たぶん、このペンダントに向かって彼らの心を掻き乱すような…何らかの呪術が地脈を通じて送り込まれている。ジギスムントとアンゼルマに対峙する際はこれをどうにかしようというのがぼくらの作戦の要だった。
ユリウスたちとの通信を切り、開発部屋へ向かう。いまヘルゲとアル、ヨアキムはこのペンダントの解析と、呪術をハネ返せるものに書き換えられないかを模索していた。
フィ「や、進捗はどうだい?」
ヘルゲ「おう、まあまあだな。一時的になら守護でブロックできるが、それでは意味がない。いま、精霊魔法で『地脈との親和性』を消せないか試している」
フィ「ただのペンダントにしてしまうわけかい?」
ヨア「ですが、この石…琥珀でしょう。おそらく三つ全部に『昆虫』が閉じ込められていると思うんですよ。エルメンヒルトのものも見事な蜂が入ってますし、タンランに近い土地柄を考えると昆虫を媒介にしている可能性もあります」
フィ「なるほど…うむ、ではアル。この昆虫もひっくるめて、温かい心理になるような軽い心理魔法を組めないものかね?タンランの蠱毒系呪術は、実際に見てわかったのだけど蟲の魂を使うという意識で構成されている。それは蟲の単純な捕食本能に作用して魔法が発動するわけだが、蟲が満腹状態では作用しにくいと思うんだ。なので、この昆虫たちが『満たされて』しまえばいいと思うのだよ」
アル「あー、そっか!それで呪術を受けにくい昆虫にした上で琥珀に軽い心理魔法を仕込めば、呪術なんて受け入れようとしないね。おっけ、まかせて~」
アルは中空を見てフンフンとマナからの回答を読むと、「でーきた!」と言って琥珀に方陣を書き込んでいく。ふんわりと琥珀は輝き…ぼくがどう集中してみても、なんの怨念も感じられない温かい光を放つペンダントになった。

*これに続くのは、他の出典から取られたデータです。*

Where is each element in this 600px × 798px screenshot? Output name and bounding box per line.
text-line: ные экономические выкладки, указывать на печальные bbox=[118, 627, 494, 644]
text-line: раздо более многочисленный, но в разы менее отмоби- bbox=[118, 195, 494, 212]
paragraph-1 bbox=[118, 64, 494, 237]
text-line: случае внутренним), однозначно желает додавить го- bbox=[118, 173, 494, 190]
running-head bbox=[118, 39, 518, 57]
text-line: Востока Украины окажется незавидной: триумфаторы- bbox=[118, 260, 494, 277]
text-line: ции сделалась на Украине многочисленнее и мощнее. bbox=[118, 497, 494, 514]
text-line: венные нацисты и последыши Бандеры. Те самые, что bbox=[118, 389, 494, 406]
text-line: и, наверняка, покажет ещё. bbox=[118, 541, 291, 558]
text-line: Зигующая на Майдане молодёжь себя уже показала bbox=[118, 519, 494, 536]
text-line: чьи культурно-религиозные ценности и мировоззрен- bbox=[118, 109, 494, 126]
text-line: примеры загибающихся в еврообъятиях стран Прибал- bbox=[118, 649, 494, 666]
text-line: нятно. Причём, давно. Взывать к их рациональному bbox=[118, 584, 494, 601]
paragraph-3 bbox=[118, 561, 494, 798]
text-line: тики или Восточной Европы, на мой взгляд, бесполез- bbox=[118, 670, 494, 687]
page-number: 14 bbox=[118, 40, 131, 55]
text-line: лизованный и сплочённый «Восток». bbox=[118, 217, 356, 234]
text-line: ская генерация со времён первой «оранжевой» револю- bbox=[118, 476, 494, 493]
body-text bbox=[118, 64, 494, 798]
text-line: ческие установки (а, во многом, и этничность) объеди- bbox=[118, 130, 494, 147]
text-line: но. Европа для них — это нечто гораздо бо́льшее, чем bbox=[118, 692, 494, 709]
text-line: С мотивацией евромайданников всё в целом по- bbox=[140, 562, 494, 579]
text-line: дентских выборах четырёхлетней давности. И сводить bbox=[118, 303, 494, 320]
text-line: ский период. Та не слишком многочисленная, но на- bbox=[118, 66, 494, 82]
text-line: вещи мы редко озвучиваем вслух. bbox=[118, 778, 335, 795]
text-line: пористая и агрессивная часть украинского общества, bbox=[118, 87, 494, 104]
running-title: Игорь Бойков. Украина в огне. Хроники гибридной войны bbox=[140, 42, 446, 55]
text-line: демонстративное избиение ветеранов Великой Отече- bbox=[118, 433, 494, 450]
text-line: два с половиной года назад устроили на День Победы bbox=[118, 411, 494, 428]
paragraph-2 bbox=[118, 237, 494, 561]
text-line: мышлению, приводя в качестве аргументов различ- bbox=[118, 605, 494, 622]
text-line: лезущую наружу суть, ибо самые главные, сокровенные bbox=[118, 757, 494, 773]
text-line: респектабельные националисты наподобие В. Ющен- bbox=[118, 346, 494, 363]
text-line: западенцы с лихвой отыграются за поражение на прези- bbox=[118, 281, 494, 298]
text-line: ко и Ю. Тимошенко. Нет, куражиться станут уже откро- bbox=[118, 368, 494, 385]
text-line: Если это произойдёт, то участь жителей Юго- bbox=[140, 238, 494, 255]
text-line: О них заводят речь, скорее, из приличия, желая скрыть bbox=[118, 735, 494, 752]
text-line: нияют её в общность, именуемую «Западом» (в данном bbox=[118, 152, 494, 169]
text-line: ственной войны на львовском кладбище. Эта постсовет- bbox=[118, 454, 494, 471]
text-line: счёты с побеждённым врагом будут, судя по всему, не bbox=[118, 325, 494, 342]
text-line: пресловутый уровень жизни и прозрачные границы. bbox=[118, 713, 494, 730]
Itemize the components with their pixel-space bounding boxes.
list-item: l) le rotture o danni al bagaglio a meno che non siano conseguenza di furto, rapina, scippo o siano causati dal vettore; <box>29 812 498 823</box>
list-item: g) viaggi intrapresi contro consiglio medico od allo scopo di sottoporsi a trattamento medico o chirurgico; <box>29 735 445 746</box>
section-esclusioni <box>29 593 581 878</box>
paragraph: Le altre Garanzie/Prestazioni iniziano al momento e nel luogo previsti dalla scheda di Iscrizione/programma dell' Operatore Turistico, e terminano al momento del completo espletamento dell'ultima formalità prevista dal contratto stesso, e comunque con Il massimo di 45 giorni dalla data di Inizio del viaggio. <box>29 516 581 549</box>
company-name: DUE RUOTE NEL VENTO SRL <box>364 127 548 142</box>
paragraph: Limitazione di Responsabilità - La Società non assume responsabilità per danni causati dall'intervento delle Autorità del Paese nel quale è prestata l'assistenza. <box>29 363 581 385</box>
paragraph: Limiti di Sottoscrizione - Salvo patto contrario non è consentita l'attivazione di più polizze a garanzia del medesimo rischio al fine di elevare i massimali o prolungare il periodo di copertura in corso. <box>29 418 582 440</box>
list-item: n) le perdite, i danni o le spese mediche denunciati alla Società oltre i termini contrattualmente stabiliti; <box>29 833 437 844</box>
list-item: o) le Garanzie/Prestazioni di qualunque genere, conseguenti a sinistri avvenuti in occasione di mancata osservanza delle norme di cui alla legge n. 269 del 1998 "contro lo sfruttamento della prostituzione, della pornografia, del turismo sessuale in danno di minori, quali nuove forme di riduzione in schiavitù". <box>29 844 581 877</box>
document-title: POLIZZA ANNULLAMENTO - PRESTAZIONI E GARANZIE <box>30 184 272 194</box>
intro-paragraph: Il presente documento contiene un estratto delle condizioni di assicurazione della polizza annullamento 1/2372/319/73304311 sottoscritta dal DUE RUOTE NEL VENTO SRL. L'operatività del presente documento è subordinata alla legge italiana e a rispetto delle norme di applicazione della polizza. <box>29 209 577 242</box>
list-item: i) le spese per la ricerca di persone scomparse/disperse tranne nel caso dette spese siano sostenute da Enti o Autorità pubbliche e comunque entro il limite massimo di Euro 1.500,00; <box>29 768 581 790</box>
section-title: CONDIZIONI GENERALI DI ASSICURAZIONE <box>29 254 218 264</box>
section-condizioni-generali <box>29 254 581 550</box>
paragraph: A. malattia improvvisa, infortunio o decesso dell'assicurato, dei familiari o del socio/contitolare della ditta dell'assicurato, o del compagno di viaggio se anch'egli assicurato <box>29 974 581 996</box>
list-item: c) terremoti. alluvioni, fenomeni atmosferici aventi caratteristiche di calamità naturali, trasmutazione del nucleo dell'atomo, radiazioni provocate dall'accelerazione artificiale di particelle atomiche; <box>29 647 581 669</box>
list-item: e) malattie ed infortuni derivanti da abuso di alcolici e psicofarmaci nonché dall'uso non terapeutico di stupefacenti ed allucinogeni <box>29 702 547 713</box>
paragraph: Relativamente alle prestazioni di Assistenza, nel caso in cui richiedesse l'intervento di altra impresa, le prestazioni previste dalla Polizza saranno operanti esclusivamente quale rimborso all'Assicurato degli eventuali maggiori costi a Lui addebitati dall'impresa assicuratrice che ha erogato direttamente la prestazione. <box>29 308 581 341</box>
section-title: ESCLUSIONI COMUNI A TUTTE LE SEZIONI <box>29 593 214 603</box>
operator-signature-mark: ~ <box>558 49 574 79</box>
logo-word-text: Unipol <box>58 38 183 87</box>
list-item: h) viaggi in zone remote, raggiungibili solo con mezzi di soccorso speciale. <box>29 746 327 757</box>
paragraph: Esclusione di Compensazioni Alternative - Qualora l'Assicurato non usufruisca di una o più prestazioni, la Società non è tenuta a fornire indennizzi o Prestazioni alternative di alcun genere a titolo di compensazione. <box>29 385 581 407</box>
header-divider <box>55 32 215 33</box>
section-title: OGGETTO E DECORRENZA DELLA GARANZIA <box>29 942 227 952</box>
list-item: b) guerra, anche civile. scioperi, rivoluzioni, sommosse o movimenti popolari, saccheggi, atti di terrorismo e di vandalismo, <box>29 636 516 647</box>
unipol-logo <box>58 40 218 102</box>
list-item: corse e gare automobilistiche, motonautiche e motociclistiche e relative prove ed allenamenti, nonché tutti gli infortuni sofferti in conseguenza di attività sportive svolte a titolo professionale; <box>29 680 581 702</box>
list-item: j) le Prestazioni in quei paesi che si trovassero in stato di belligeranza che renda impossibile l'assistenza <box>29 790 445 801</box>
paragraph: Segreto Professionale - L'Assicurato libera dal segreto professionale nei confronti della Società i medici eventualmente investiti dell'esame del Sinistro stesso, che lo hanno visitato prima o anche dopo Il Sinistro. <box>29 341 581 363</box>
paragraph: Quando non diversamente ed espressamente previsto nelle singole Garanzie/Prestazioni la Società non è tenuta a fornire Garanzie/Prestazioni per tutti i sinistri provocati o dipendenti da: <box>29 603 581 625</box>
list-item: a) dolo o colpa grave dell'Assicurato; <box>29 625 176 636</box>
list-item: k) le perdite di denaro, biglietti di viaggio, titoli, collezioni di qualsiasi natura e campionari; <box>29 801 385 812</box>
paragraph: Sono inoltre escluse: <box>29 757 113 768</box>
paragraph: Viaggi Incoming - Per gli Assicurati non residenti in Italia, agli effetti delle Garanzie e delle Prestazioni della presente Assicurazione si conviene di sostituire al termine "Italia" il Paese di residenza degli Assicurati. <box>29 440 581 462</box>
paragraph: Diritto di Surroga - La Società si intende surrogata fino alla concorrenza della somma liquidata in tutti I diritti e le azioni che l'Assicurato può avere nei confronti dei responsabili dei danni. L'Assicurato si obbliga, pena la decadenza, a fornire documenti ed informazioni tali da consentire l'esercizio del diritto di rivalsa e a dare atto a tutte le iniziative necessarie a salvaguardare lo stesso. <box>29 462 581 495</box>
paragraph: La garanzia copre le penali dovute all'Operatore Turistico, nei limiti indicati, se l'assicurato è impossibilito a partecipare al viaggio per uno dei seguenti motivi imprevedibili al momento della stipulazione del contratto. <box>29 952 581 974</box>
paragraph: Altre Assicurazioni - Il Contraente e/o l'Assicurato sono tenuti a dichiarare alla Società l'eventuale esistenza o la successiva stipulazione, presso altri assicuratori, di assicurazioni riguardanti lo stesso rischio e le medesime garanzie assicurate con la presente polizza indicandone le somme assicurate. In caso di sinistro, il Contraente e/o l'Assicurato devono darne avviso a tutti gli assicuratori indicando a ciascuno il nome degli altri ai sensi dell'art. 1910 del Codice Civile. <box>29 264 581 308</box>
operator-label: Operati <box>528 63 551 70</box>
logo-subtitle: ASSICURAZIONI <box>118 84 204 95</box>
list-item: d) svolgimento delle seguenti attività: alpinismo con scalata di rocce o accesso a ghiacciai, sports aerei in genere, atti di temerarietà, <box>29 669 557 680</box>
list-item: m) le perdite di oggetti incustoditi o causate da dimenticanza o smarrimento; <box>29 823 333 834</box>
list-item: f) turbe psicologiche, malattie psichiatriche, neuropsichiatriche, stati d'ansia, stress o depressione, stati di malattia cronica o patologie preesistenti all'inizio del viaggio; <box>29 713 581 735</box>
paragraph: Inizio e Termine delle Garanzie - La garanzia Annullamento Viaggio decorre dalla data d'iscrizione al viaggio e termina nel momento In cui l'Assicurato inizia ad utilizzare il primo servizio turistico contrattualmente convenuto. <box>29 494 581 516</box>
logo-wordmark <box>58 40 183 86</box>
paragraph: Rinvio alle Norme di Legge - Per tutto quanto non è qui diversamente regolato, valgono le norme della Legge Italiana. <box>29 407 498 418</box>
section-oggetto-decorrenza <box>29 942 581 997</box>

ヘルゲ「…これはいいな。ユリウスたちにも報告しておこう。今の方陣を演出つきでジギスムントとアンゼルマにカマせば…あいつの『リサイクル』は容易なんじゃないのか?」
ヨア「いいですねえ~、紫紺の感動エピソードが増えちゃいますね」
アル「ユリウス喜ぶかなー?エルンストさんは忙しくなってまた泣いちゃいそうだけど…」
フィ「いいではないか、ユリウスが黒かった時にはこんなこともなかっただろう。嬉しい悲鳴と思えばいいと思うがね」
アル「それは確かに!あはは、じゃあエルンストさんには何か元気の出る差し入れでもしてあげようっと」
ヘルゲ「…『ユリウス一日監視券』でも発行してやれ」
アル「あー…それ一番喜びそうだね…」
なんだか「肩たたき券」をお父さんに渡すかのような案に落ち着き、アルは紙に丁寧な字で「いつもお疲れ様ですエルンストさん…」と書き出した。